Recently though, OpenAI has launched a powerful project: Jukebox. And in some ways it takes the discussion a few steps forward. Essentially, Jukebox is a neural network capable of generating automated music from different music styles and genres. But importantly, it also generates novel human voices (if intended, resembling specific artists) and even automated lyrics (using GPT-2).
The Original Paper
The original paper of the project, titled “Jukebox: A Generative Model for Music”, was submitted in April 2020 by Prafulla Dhariwal, Heewoo Jun, Christine Payne, Jong Wook Kim, Alec Radford, Ilya Sutskever.
According to the authors, Jukebox should contribute to novelty in music. And novelty applications are discussed in various ways. For example, novelty of styles, voices, lyrics and riffs.
The abstract of the paper reads as follows:
“We introduce Jukebox, a model that generates music with singing in the raw audio domain. We tackle the long context of raw audio using a multi- scale VQ-VAE to compress it to discrete codes, and modeling those using autoregressive Trans- formers. We show that the combined model at scale can generate high-fidelity and diverse songs with coherence up to multiple minutes. We can condition on artist and genre to steer the musical and vocal style, and on unaligned lyrics to make the singing more controllable. We are releasing thousands of non cherry-picked samples, along with model weights and code“.

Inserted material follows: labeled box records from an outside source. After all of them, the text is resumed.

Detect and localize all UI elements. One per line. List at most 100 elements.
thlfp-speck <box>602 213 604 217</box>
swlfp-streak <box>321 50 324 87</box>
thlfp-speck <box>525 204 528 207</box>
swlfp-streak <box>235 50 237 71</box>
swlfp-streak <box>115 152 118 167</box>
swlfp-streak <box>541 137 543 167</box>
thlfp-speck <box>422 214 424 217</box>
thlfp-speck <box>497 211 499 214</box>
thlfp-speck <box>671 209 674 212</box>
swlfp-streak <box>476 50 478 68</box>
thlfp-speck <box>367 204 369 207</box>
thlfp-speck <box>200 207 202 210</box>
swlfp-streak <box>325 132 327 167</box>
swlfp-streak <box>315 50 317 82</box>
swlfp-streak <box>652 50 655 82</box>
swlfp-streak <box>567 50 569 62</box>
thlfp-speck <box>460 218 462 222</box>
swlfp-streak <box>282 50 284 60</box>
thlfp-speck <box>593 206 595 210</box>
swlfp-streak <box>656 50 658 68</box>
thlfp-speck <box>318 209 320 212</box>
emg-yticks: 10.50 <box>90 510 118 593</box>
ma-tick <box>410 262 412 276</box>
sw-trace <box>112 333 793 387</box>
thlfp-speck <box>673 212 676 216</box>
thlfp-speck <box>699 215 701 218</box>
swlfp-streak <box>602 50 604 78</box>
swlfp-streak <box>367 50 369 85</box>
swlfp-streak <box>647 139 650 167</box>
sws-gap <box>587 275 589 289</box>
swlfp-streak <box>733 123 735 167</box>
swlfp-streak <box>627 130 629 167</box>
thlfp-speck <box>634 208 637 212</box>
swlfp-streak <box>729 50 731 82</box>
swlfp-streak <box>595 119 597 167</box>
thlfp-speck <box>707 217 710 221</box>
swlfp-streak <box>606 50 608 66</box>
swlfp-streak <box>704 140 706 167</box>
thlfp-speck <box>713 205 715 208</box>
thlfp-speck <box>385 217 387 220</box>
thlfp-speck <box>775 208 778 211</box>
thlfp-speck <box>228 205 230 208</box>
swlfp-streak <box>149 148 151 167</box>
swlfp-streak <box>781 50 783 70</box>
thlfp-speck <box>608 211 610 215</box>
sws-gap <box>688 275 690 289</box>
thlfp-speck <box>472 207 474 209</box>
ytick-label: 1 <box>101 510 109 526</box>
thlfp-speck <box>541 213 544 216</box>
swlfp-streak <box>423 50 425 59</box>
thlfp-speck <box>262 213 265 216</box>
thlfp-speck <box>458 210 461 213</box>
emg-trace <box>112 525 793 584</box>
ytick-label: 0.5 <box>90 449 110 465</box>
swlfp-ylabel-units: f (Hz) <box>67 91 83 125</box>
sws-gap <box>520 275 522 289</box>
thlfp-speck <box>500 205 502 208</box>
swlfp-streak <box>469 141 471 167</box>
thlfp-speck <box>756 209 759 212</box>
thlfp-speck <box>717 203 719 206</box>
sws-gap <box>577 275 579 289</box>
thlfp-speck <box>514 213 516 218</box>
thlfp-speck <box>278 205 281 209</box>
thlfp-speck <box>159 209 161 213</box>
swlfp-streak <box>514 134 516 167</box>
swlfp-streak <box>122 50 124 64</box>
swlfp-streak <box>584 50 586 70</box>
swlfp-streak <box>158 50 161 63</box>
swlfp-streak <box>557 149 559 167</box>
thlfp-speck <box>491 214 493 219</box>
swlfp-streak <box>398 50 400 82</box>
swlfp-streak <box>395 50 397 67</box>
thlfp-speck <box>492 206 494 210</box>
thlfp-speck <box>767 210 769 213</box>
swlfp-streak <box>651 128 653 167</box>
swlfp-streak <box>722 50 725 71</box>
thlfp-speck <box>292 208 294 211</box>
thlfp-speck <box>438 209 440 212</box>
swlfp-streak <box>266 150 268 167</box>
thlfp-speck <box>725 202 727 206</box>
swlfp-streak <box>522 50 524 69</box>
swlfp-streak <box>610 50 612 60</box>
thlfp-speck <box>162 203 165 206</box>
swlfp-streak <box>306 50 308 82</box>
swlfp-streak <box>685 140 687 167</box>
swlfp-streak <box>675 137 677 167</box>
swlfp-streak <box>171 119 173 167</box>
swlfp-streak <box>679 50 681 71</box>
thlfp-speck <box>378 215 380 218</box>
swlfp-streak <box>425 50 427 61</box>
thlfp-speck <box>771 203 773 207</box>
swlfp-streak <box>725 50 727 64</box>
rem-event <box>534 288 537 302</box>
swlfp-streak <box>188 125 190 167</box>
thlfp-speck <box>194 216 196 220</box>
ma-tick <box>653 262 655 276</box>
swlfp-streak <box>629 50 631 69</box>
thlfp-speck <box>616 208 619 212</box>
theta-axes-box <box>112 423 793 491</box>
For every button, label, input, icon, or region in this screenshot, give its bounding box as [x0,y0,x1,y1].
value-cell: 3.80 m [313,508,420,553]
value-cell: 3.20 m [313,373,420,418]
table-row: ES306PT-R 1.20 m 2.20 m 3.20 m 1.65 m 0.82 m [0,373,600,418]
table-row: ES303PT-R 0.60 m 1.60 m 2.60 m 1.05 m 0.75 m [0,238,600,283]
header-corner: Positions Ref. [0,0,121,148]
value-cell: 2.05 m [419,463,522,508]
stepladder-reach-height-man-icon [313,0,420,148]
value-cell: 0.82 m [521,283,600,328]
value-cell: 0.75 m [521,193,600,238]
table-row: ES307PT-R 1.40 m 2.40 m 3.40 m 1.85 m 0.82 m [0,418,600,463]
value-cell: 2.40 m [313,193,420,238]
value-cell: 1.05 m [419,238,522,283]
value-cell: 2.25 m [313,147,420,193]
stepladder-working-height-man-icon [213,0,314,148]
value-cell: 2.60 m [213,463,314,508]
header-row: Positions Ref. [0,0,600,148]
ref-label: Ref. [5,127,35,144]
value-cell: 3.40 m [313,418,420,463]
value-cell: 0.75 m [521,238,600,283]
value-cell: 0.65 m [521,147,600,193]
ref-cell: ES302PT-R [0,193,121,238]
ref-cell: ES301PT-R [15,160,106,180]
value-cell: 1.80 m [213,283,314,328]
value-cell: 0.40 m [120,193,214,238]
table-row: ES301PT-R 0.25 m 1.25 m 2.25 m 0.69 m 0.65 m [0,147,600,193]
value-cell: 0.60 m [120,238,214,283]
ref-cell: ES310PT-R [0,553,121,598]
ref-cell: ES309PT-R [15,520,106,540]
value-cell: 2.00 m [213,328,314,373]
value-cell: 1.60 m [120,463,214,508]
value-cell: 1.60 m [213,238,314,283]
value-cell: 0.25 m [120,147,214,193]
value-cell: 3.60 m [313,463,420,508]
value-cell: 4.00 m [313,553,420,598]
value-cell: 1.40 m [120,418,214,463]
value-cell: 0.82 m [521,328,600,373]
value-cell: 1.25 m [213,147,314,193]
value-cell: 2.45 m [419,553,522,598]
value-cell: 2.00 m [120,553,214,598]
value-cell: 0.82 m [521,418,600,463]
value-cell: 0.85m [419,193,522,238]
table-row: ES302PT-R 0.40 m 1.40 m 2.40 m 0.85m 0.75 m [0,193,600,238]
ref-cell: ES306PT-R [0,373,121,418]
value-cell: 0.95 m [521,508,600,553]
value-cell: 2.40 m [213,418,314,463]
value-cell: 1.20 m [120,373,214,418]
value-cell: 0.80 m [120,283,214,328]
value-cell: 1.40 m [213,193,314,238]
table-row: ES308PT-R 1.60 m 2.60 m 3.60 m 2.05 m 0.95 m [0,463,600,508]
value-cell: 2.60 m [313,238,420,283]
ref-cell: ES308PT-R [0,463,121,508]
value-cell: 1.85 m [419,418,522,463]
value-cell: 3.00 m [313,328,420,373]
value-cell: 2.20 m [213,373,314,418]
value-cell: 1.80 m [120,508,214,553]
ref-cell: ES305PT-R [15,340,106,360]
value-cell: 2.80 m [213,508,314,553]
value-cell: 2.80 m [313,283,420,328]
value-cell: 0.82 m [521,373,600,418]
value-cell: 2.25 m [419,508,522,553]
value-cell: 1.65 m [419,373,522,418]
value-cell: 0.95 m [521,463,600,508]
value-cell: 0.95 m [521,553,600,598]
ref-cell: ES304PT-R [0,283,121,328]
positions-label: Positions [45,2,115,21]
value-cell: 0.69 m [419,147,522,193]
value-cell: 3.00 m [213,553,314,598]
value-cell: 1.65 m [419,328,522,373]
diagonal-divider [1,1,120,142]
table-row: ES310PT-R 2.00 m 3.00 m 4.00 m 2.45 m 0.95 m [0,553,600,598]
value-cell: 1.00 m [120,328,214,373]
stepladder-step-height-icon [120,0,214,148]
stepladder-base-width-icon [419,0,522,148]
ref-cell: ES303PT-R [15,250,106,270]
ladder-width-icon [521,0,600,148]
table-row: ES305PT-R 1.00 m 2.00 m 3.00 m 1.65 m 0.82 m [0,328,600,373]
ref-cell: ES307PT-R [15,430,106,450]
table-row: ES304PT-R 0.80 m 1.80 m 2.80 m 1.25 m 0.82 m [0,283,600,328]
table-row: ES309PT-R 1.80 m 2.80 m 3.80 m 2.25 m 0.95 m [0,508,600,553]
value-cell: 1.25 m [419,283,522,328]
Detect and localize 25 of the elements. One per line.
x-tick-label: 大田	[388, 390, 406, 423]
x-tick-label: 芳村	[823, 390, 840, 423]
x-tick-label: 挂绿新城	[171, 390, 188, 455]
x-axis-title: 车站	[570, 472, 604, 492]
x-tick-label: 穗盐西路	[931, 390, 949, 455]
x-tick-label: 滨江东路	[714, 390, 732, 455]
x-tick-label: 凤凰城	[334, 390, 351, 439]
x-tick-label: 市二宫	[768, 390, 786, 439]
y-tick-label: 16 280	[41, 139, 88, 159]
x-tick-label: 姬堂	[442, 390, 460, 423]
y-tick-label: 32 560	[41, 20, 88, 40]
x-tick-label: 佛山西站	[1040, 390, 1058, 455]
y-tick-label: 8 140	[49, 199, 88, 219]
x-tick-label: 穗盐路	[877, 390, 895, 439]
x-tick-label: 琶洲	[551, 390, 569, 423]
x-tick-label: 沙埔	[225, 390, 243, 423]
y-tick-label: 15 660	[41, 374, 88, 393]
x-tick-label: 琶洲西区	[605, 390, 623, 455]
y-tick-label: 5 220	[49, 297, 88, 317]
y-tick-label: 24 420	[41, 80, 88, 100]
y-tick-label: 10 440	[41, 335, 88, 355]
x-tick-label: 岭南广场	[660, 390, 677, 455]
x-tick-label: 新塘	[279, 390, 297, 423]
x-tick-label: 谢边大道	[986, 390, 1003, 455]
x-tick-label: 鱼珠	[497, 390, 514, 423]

You can access the original paper here.
In short, Jukebox covers all elements of a typical music composition: harmonies, melodies, lyrics and includes voice. While yet, resembling an original artist. As with most AI advances, Jukebox is equally fascinating and scary.
Are you curios to hear how it sounds? The researchers have kindly released an extraordinary number of samples at OpenAI. According to them, the samples were not “cherry-picked”, in order to showcase the authenticity of the samples.
You can access them simply by clicking here or on the image below.
Jukebox is another important piece on a fast growing puzzle that is already changing the music industry and the music composition process. It represents a major step forward by covering all elements of the composition process in a highly efficient way.
Personally, I believe the next step are to simply perfect each elements, such as voice pitching and emotion. As we have witnessed, this is simply a matter of time. Of very short time.
In the next 5 to 8 years, music composition may actually become simply the pressing of a button. And will it mean the end of human composition as we know it? Of course not. The only problem is that we will not know the difference. It will come down to a matter of trust in the narrative of the artist.